I’ve been busier than a one-legged man in an ass-kicking contest the past few weeks. And because of this I haven’t been keeping up with my weekly posts. But yesterday, after getting through the guilt trip, I realized that I was missing more than just blogging. I was missing my weekly retrospectives and thereby losing focus of my priorities. Currently, I am an “Army of One” so the only retrospective I’ve been conducting is with me, myself and you – the reader.
Not writing about and contemplating my experiences, successes and failures from the week’s work meant I wasn’t improving, wasn’t honing my focus. Last week, I had a velocity of 0. For the first time in over six months, I literally delivered no customer value in my weekly sprint. And I chalk it up to not blogging – or at least not holding my strange sort of online weekly retrospective.

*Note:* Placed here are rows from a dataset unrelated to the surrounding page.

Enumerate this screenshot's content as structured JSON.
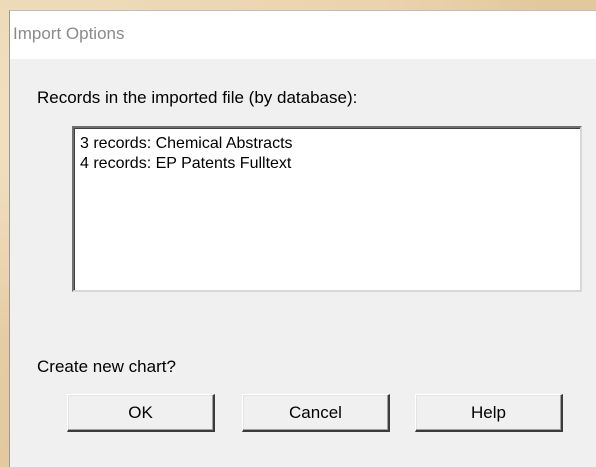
{
  "window": {
    "title": "Import Options"
  },
  "records": {
    "label": "Records in the imported file (by database):",
    "items": [
      "3 records: Chemical Abstracts",
      "4 records: EP Patents Fulltext"
    ]
  },
  "prompt": {
    "label": "Create new chart?"
  },
  "buttons": {
    "ok": "OK",
    "cancel": "Cancel",
    "help": "Help"
  }
}
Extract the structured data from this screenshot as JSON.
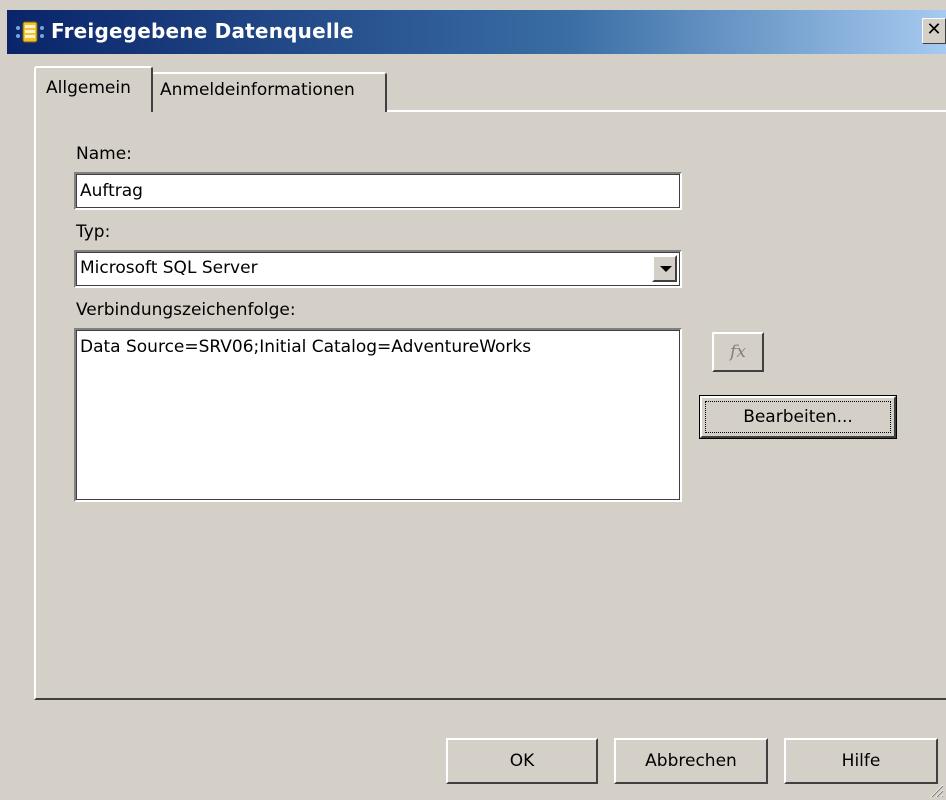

Being too busy to hold retrospectives can be dangerous especially if you’re working alone. It’s too easy (and ofttimes down right seductive) to just grab the next story and jump in head first, finishing chores left and right and feeling good about your progress. Luckily, however, I’m religious about tracking and sharing my work with Pivotal Tracker so at least I knew I missed out on doing some for our users last week.
So, what the hell have I been working on? Setting up a new server to host our relaunched portal and putting the finishing touches on our corporate blog. But, wait, why isn’t this customer value? First of all, customers don’t care about how your Nagios install interfaces with Munin to collect server metrics. And while CSS often means the difference between a “ho-hum” site and “nice”, it’s definitely not the reason why users will read your content or yawn and click away.
What’s been keeping you from delivering customer value? Are you honest with yourself, your company and your users about delivering real user value?